3. I follow all directions.

4. I follow all safety rules.

The Classroom Rules will be made by your child with the guidance of the teachers and the Whiting School Rules

The Responsive Classroom Approach is an approach which helps the child develop positive social skills. This approach also uses practical strategies for bringing together social and academic learning through out the school day. The components that we are using this year are: * Class Meeting * Rules and Logical Consequences * Guided Discovery * Classroom Organization * Reaching Out to Parents and Guardians


Purple ~ Outstanding Behavior

Positive praise first ~ students will be verbal praised very often, followed by earning classroom money for appropriate good desirable behaviors and getting stickers.

Blue ~ Great Behavior

Green~ “Adventurous Learning” expected behavior

Yellow ~ Think About Your Actions

Verbal and visual reminder of rules

Orange ~ Logical Consequences

There are three basic kinds of logical consequences that we use.

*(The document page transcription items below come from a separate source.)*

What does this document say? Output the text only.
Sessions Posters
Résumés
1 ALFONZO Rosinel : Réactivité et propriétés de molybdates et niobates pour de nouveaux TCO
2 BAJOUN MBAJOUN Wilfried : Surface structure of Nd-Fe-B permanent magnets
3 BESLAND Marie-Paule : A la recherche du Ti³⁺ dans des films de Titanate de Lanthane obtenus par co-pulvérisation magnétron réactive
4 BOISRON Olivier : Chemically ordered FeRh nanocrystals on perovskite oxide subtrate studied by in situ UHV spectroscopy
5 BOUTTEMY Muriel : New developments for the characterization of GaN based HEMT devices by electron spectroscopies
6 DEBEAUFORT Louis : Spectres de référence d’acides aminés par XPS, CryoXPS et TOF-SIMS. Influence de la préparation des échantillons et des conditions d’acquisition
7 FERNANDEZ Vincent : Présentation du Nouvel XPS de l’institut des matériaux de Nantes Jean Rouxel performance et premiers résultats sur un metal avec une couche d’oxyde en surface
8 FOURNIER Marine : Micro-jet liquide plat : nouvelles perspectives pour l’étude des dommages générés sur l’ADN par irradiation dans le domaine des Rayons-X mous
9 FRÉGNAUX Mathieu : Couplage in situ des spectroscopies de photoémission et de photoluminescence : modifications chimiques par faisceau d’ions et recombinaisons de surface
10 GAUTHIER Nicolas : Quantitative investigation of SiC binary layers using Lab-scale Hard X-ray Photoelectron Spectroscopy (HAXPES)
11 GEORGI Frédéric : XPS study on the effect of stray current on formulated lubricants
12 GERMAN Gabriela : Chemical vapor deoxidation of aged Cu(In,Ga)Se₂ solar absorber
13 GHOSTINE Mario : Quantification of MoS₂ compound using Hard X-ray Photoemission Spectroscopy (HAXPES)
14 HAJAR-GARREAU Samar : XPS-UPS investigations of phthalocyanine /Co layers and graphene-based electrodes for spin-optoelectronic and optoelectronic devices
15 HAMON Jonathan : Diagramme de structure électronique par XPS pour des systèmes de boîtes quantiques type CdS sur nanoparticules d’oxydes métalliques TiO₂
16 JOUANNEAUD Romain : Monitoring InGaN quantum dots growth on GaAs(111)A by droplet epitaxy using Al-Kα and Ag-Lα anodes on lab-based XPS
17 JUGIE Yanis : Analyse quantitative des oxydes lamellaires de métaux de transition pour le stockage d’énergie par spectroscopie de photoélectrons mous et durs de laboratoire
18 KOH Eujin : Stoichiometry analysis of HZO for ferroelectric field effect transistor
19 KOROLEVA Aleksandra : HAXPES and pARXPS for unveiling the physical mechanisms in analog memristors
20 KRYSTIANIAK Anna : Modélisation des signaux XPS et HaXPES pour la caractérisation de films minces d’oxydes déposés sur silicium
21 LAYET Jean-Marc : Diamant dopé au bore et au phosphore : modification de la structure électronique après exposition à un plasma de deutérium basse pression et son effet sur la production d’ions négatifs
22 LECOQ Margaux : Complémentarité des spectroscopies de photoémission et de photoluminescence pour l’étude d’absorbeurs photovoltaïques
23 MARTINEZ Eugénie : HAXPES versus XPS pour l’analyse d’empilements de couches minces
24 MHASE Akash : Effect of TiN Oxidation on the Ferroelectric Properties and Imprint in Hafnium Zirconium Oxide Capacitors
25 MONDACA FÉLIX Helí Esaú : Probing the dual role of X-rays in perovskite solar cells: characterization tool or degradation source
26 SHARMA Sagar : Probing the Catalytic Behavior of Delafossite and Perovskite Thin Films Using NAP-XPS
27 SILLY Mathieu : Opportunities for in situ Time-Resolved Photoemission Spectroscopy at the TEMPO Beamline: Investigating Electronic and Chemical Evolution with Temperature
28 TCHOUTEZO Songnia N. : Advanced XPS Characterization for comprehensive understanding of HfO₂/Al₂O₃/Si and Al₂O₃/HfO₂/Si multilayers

* TAKE A BREAK- If a child is losing self control, s/he goes to a designated spot in the room to gain control. The break is short. The child returns to the learning activity as soon as s/he has gained control. Eventually children may go voluntarily to "take a break".

* LOSS OF PRIVILEGE- If a child misuses a material or acts out during an activity, s/he will be told to stop using the material or doing the activity for a while. The privilege will be restored when the child and teacher have talked about how to prevent a similar problem in the future.

* "YOU BREAK IT, YOU FIX IT"- If a child damages something or hurts another's feelings, s/he will try to fix the damage. In the case of hurting another's feelings, the child might offer an apology of action- writing a card, helping with an activity, making an illustration, or taking some other action beyond verbally saying sorry.

~ Time owed may be taken from: Recess, special(s), fun class activity, Class party/celebration etc.

We will write to you if your child has a “incidence” that results in a consequence

Red ~ Parent Contact

* Parent, Student & Teacher Conference may be done over the phone.

*“My Action Plan” is completed and signed

*Student will owe time

*In addition to following the logical consequences.

We will also be using the PAX “good behavior game” method to teach students self-regulation, self-control, and self-management in context of collaborating with others for peace, productivity, health and happiness. The Game teaches students to “flip on” their internal focus switch, required for any learning. It teaches students how to work toward valued goals, and teaches them how to cooperate with each other to reach those goals. Students learn how to self-regulate during both learning and fun. Students learn how to delay gratification for a bigger goal.


Your child’s grades are based on a variety of assessments that will demonstrate how well he/she understands a concept.

On class work and projects

I = independent, C = whole class, S = with a little support, WA = with assistance for at least two or more steps, 1-on-1 = with a teacher helping numerous times throughout the assignment

On Report Cards

Independent: The student demonstrates with relative ease, grasps, applies, and extends the key concepts, processes, and skills for the grade level. The student consistently meets, and at times exceeds more depth/extension with near grade level work and/or is performing at a higher level.

Consistently meets near grade level requirements

Understands, applies and transfers concepts or skills.

Performs using independent work habits

Progressing: The student demonstrates proficiency in the vast majority of the level expectations. The student, with limited errors, grasps and applies the key concepts, processes, and skills for their level.

Requires some guidance

Understands concepts or skills

Shows steady progress towards expectation

Emerging: The student is beginning to grasp and apply the key concepts, processes and skills for their level but produces work that contains many errors.

Gaining awareness

Gaining confidence in skill level or concept

Requires frequent assistance

Beginning to work at expectations

Demonstrates beginning in understanding

Having difficulty: The student is having difficulty grasping and applying the key concepts, processes and skills for their level. They produce work only with teacher support.